BYOD não se restringe a estratégias de compras corporativas, diz Gartner

03/12/2013 11:14

Novo estudo examina estratégias e arquitetura de aplicativos móveis.

Bring your own device (BYOD) não é apenas uma política de aquisições, e precisa ter uma abordagem mais ampla com análise de aplicações e definições de estratégias compatíveis com as tendências atuais, avalia o Gartner.

BYOD ainda é um tabu entre empresas brasileiras

A consultoria identifica que a maioria das empresas hoje já percebe a importância das aplicações móveis, mas muitas não sabem por onde começar e identificam vários obstáculos para o sucesso. E recomenda que a decisão-chave sobre BYOD reside em uma arquitetura de aplicações e soluções de design.

“Desenhar aplicativos endereçados à demanda de BYOD é diferente de implementar políticas ou planos estratégicos para uma plataforma específica”, informa Darryl Carlton, diretor de pesquisa do Gartner.

"BYOD deve orientar um portfólio de aplicativos neutro de fornecedor e uma arquitetura flexível. Se os aplicativos apresentam limitações técnicas, que limitem sua escolha e implantação, então a política de compras é irrelevante", completa.

A maioria das organizações tem a força de trabalho diversificada, composta de colaboradores diretos, terceirizados e independentes e funcionários em tempo parcial. Além das alterações na força de trabalho, todas as empresas (negócios, governo e comunidade) foram empurrando seus processos, além de seus próprios limites organizacionais, o que torna cada vez mais evidente a dificuldade da área de TI de manter controle absoluto sobre as ferramentas usadas para acessar os sistemas corporativos e dados.

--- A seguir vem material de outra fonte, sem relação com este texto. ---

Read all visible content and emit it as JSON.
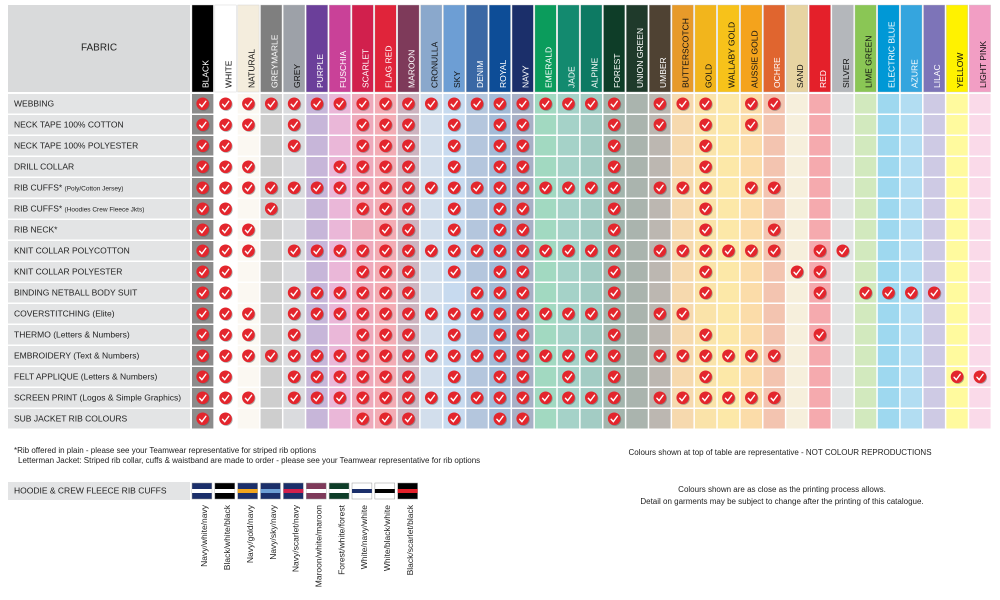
{
  "header": {
    "title": "FABRIC"
  },
  "columns": [
    {
      "name": "BLACK",
      "color": "#000000"
    },
    {
      "name": "WHITE",
      "color": "#ffffff"
    },
    {
      "name": "NATURAL",
      "color": "#f4eddd"
    },
    {
      "name": "GREYMARLE",
      "color": "#7f7f7f"
    },
    {
      "name": "GREY",
      "color": "#9da1a8"
    },
    {
      "name": "PURPLE",
      "color": "#6b3f9a"
    },
    {
      "name": "FUSCHIA",
      "color": "#c94198"
    },
    {
      "name": "SCARLET",
      "color": "#d1204d"
    },
    {
      "name": "FLAG RED",
      "color": "#e0243a"
    },
    {
      "name": "MAROON",
      "color": "#7e3a5a"
    },
    {
      "name": "CRONULLA",
      "color": "#8aa8cc"
    },
    {
      "name": "SKY",
      "color": "#6d9ed4"
    },
    {
      "name": "DENIM",
      "color": "#3a68a5"
    },
    {
      "name": "ROYAL",
      "color": "#0d4d97"
    },
    {
      "name": "NAVY",
      "color": "#1b2f6a"
    },
    {
      "name": "EMERALD",
      "color": "#0b9c5c"
    },
    {
      "name": "JADE",
      "color": "#138a6f"
    },
    {
      "name": "ALPINE",
      "color": "#0d7a63"
    },
    {
      "name": "FOREST",
      "color": "#0e3d28"
    },
    {
      "name": "UNION GREEN",
      "color": "#1f3a2b"
    },
    {
      "name": "UMBER",
      "color": "#4f4233"
    },
    {
      "name": "BUTTERSCOTCH",
      "color": "#e79a2a"
    },
    {
      "name": "GOLD",
      "color": "#f2b51c"
    },
    {
      "name": "WALLABY GOLD",
      "color": "#f7c21a"
    },
    {
      "name": "AUSSIE GOLD",
      "color": "#f4a31c"
    },
    {
      "name": "OCHRE",
      "color": "#e0652f"
    },
    {
      "name": "SAND",
      "color": "#e7d4a2"
    },
    {
      "name": "RED",
      "color": "#e4202a"
    },
    {
      "name": "SILVER",
      "color": "#b4b7bb"
    },
    {
      "name": "LIME GREEN",
      "color": "#8ac655"
    },
    {
      "name": "ELECTRIC BLUE",
      "color": "#0098d6"
    },
    {
      "name": "AZURE",
      "color": "#35a5de"
    },
    {
      "name": "LILAC",
      "color": "#7d74b8"
    },
    {
      "name": "YELLOW",
      "color": "#fff200"
    },
    {
      "name": "LIGHT PINK",
      "color": "#f29ec4"
    }
  ],
  "rows": [
    {
      "label": "WEBBING",
      "available": [
        0,
        1,
        2,
        3,
        4,
        5,
        6,
        7,
        8,
        9,
        10,
        11,
        12,
        13,
        14,
        15,
        16,
        17,
        18,
        20,
        21,
        22,
        24,
        25
      ]
    },
    {
      "label": "NECK TAPE 100% COTTON",
      "available": [
        0,
        1,
        2,
        4,
        7,
        8,
        9,
        11,
        13,
        14,
        18,
        20,
        22,
        24
      ]
    },
    {
      "label": "NECK TAPE 100% POLYESTER",
      "available": [
        0,
        1,
        4,
        7,
        8,
        9,
        11,
        13,
        14,
        18,
        22
      ]
    },
    {
      "label": "DRILL COLLAR",
      "available": [
        0,
        1,
        2,
        6,
        7,
        8,
        9,
        11,
        13,
        14,
        18,
        22
      ]
    },
    {
      "label": "RIB CUFFS*",
      "sub": "(Poly/Cotton Jersey)",
      "available": [
        0,
        1,
        2,
        3,
        4,
        5,
        6,
        7,
        8,
        9,
        10,
        11,
        12,
        13,
        14,
        15,
        16,
        17,
        18,
        20,
        21,
        22,
        24,
        25
      ]
    },
    {
      "label": "RIB CUFFS*",
      "sub": "(Hoodies Crew Fleece Jkts)",
      "available": [
        0,
        1,
        3,
        7,
        8,
        9,
        11,
        13,
        14,
        18,
        22
      ]
    },
    {
      "label": "RIB NECK*",
      "available": [
        0,
        1,
        2,
        8,
        9,
        11,
        13,
        14,
        18,
        22,
        25
      ]
    },
    {
      "label": "KNIT COLLAR POLYCOTTON",
      "available": [
        0,
        1,
        2,
        4,
        5,
        6,
        7,
        8,
        9,
        10,
        11,
        12,
        13,
        14,
        15,
        16,
        17,
        18,
        20,
        21,
        22,
        23,
        24,
        25,
        27,
        28
      ]
    },
    {
      "label": "KNIT COLLAR POLYESTER",
      "available": [
        0,
        1,
        7,
        8,
        9,
        11,
        13,
        14,
        18,
        22,
        26,
        27
      ]
    },
    {
      "label": "BINDING NETBALL BODY SUIT",
      "available": [
        0,
        1,
        4,
        5,
        6,
        7,
        8,
        9,
        12,
        13,
        14,
        18,
        22,
        27,
        29,
        30,
        31,
        32
      ]
    },
    {
      "label": "COVERSTITCHING (Elite)",
      "available": [
        0,
        1,
        2,
        4,
        5,
        6,
        7,
        8,
        9,
        10,
        11,
        12,
        13,
        14,
        15,
        16,
        17,
        18,
        20,
        21
      ]
    },
    {
      "label": "THERMO (Letters & Numbers)",
      "available": [
        0,
        1,
        2,
        4,
        7,
        8,
        9,
        11,
        13,
        14,
        18,
        22,
        27
      ]
    },
    {
      "label": "EMBROIDERY (Text & Numbers)",
      "available": [
        0,
        1,
        2,
        3,
        4,
        5,
        6,
        7,
        8,
        9,
        10,
        11,
        12,
        13,
        14,
        15,
        16,
        17,
        18,
        20,
        21,
        22,
        23,
        24,
        25
      ]
    },
    {
      "label": "FELT APPLIQUE (Letters & Numbers)",
      "available": [
        0,
        1,
        4,
        5,
        6,
        7,
        8,
        9,
        11,
        13,
        14,
        16,
        18,
        22,
        33,
        34
      ]
    },
    {
      "label": "SCREEN PRINT (Logos & Simple Graphics)",
      "available": [
        0,
        1,
        2,
        4,
        5,
        6,
        7,
        8,
        9,
        10,
        11,
        12,
        13,
        14,
        15,
        16,
        17,
        18,
        20,
        21,
        22,
        23,
        24,
        25
      ]
    },
    {
      "label": "SUB JACKET RIB COLOURS",
      "available": [
        0,
        1,
        7,
        8,
        9,
        11,
        13,
        14,
        18
      ]
    }
  ],
  "notes": [
    "*Rib offered in plain - please see your Teamwear representative for striped rib options",
    "Letterman Jacket: Striped rib collar, cuffs & waistband are made to order - please see your Teamwear representative for rib options"
  ],
  "disclaimer": "Colours shown at top of table are representative - NOT COLOUR REPRODUCTIONS",
  "printing_notes": [
    "Colours shown are as close as the printing process allows.",
    "Detail on garments may be subject to change after the printing of this catalogue."
  ],
  "rib_cuffs": {
    "title": "HOODIE & CREW FLEECE RIB CUFFS",
    "options": [
      {
        "label": "Navy/white/navy",
        "stripes": [
          "#1b2f6a",
          "#ffffff"
        ]
      },
      {
        "label": "Black/white/black",
        "stripes": [
          "#000000",
          "#ffffff"
        ]
      },
      {
        "label": "Navy/gold/navy",
        "stripes": [
          "#1b2f6a",
          "#f2a51c"
        ]
      },
      {
        "label": "Navy/sky/navy",
        "stripes": [
          "#1b2f6a",
          "#6d9ed4"
        ]
      },
      {
        "label": "Navy/scarlet/navy",
        "stripes": [
          "#1b2f6a",
          "#d1204d"
        ]
      },
      {
        "label": "Maroon/white/maroon",
        "stripes": [
          "#7e3a5a",
          "#ffffff"
        ]
      },
      {
        "label": "Forest/white/forest",
        "stripes": [
          "#0e3d28",
          "#ffffff"
        ]
      },
      {
        "label": "White/navy/white",
        "stripes": [
          "#ffffff",
          "#1b2f6a"
        ]
      },
      {
        "label": "White/black/white",
        "stripes": [
          "#ffffff",
          "#000000"
        ]
      },
      {
        "label": "Black/scarlet/black",
        "stripes": [
          "#000000",
          "#e4202a"
        ]
      }
    ]
  }
}
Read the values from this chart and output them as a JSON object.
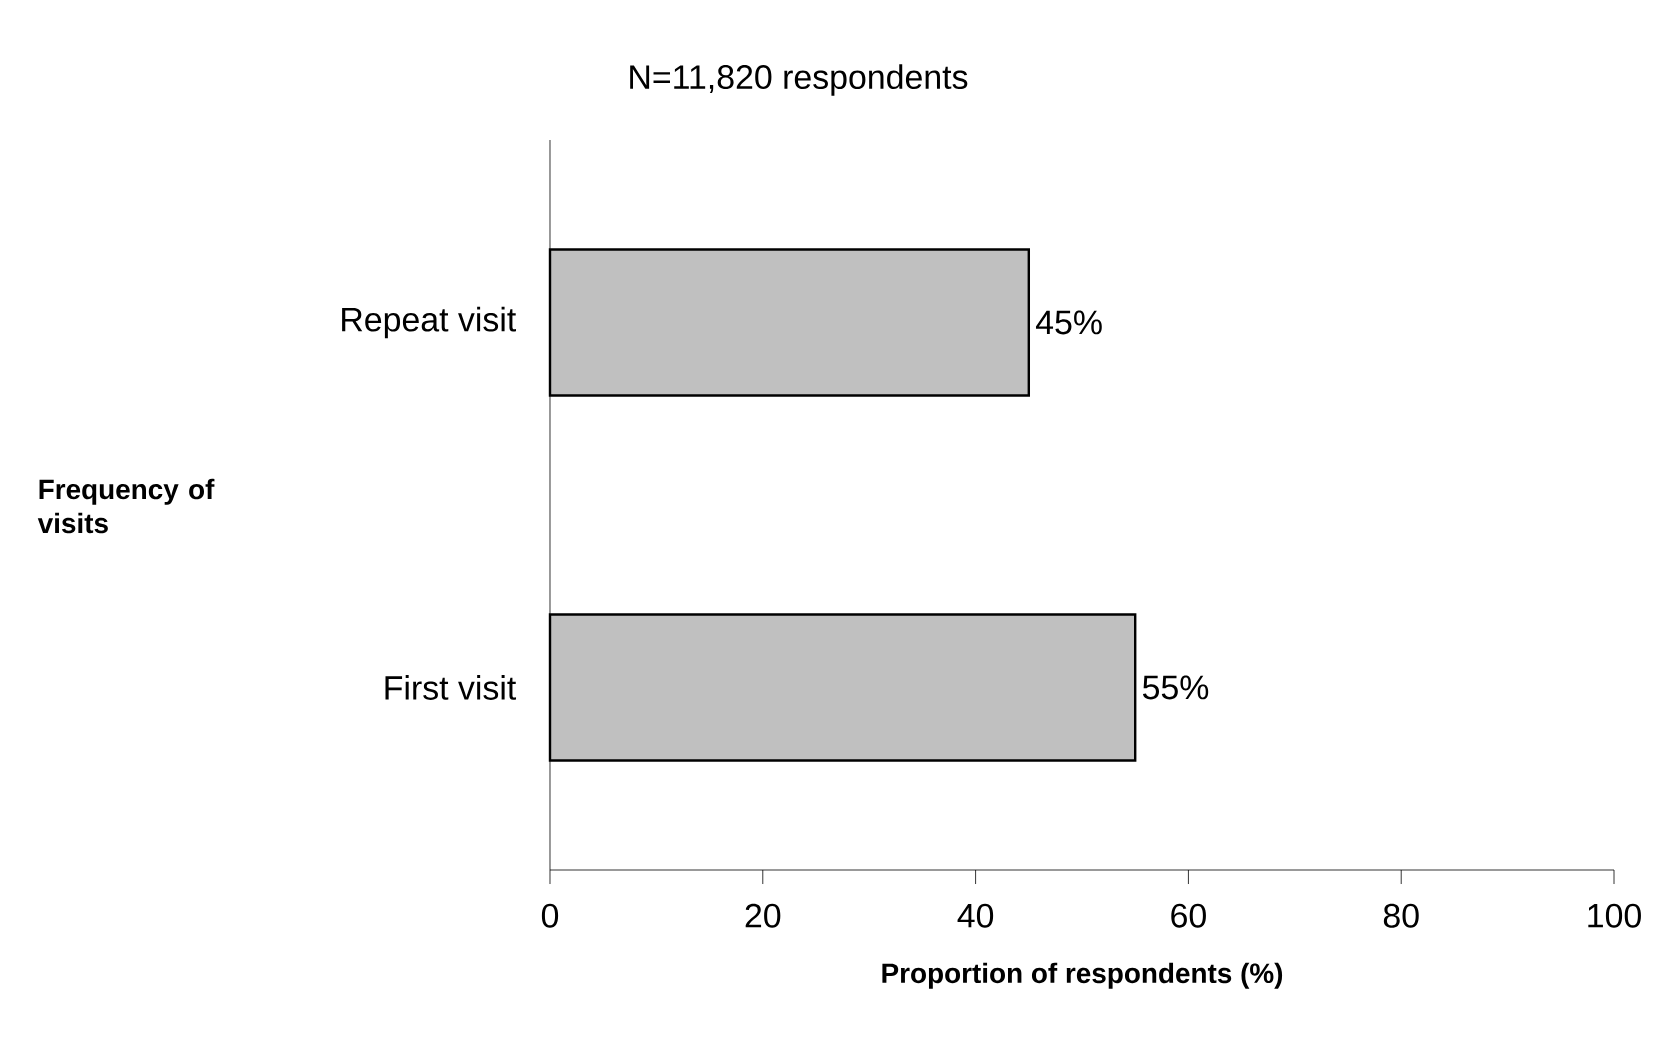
{
  "chart_data": {
    "type": "bar",
    "orientation": "horizontal",
    "title": "N=11,820 respondents",
    "xlabel": "Proportion of respondents (%)",
    "ylabel": "Frequency of visits",
    "categories": [
      "Repeat visit",
      "First visit"
    ],
    "values": [
      45,
      55
    ],
    "value_labels": [
      "45%",
      "55%"
    ],
    "color": "#c0c0c0",
    "xlim": [
      0,
      100
    ],
    "xticks": [
      0,
      20,
      40,
      60,
      80,
      100
    ]
  }
}
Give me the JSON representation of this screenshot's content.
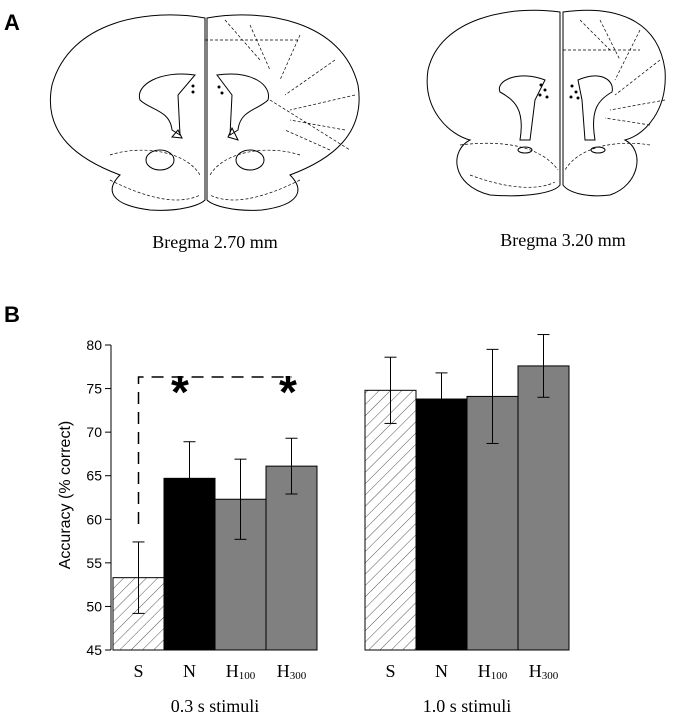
{
  "panel_a": {
    "label": "A",
    "captions": [
      "Bregma 2.70 mm",
      "Bregma 3.20 mm"
    ]
  },
  "panel_b": {
    "label": "B"
  },
  "chart_data": {
    "type": "grouped_bar",
    "y_label": "Accuracy (% correct)",
    "ylim": [
      45,
      80
    ],
    "yticks": [
      45,
      50,
      55,
      60,
      65,
      70,
      75,
      80
    ],
    "colors": [
      "#555555",
      "#000000",
      "#808080",
      "#808080"
    ],
    "patterns": [
      "hatch",
      "solid",
      "solid",
      "solid"
    ],
    "groups": [
      {
        "label": "0.3 s stimuli",
        "categories": [
          "S",
          "N",
          "H100",
          "H300"
        ],
        "values": [
          53.3,
          64.7,
          62.3,
          66.1
        ],
        "errors": [
          4.1,
          4.2,
          4.6,
          3.2
        ]
      },
      {
        "label": "1.0 s stimuli",
        "categories": [
          "S",
          "N",
          "H100",
          "H300"
        ],
        "values": [
          74.8,
          73.8,
          74.1,
          77.6
        ],
        "errors": [
          3.8,
          3.0,
          5.4,
          3.6
        ]
      }
    ],
    "annotations": [
      "*",
      "*"
    ]
  }
}
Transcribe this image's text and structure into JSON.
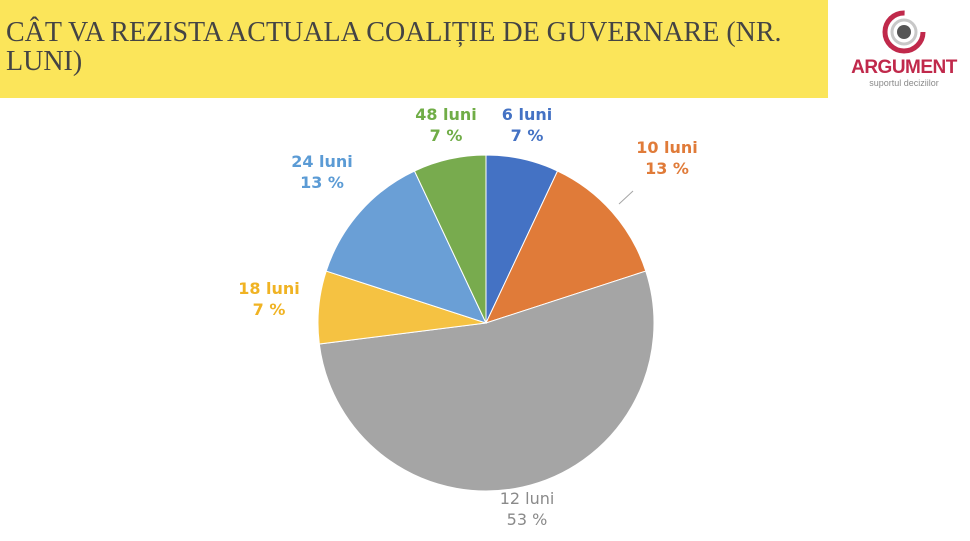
{
  "header": {
    "title": "CÂT VA REZISTA ACTUALA COALIȚIE DE GUVERNARE (NR. LUNI)"
  },
  "logo": {
    "name": "ARGUMENT",
    "tagline": "suportul deciziilor",
    "icon": "target-ring-icon",
    "color": "#c0294b"
  },
  "chart_data": {
    "type": "pie",
    "title": "",
    "categories": [
      "6 luni",
      "10 luni",
      "12 luni",
      "18 luni",
      "24 luni",
      "48 luni"
    ],
    "values": [
      7,
      13,
      53,
      7,
      13,
      7
    ],
    "value_labels": [
      "7 %",
      "13 %",
      "53 %",
      "7 %",
      "13 %",
      "7 %"
    ],
    "colors": [
      "#4472c4",
      "#e07b39",
      "#a5a5a5",
      "#f5c242",
      "#6a9fd6",
      "#78ab4e"
    ],
    "label_colors": [
      "#4472c4",
      "#e07b39",
      "#8a8a8a",
      "#f0b323",
      "#5b9bd5",
      "#70ad47"
    ],
    "start_angle": "12 o'clock",
    "direction": "clockwise",
    "legend": "none"
  }
}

“A comunidade de usuários está crescendo e incluindo fornecedores, clientes e empregados, além de uma gama muito ampla de acionistas”, afirma Carlton. “Não estamos desenvolvendo e integrando aplicações para um grupo exclusivo de usuários, em ambiente padronizado e controlado”, alerta.

Este desenvolvimento desencadeia a necessidade de analisar técnicas e práticas que o Gartner chama de computação de "classe mundial" — uma abordagem para a concepção de sistemas e arquiteturas que se estende a processos fora da empresa, para as culturas do consumidor, trabalhador móvel e parceiros de negócios.

O estudo indica que a abordagem de classe mundial explora as características de habilitados para Internet computing e emprega a aplicativos e serviços que são mais flexíveis e inclusiva, mais simples e de menor custo em relação àqueles criados para a empresa. A única maneira de abordar o impacto de classe mundial é o adotando como princípio na estratégia de aplicativos.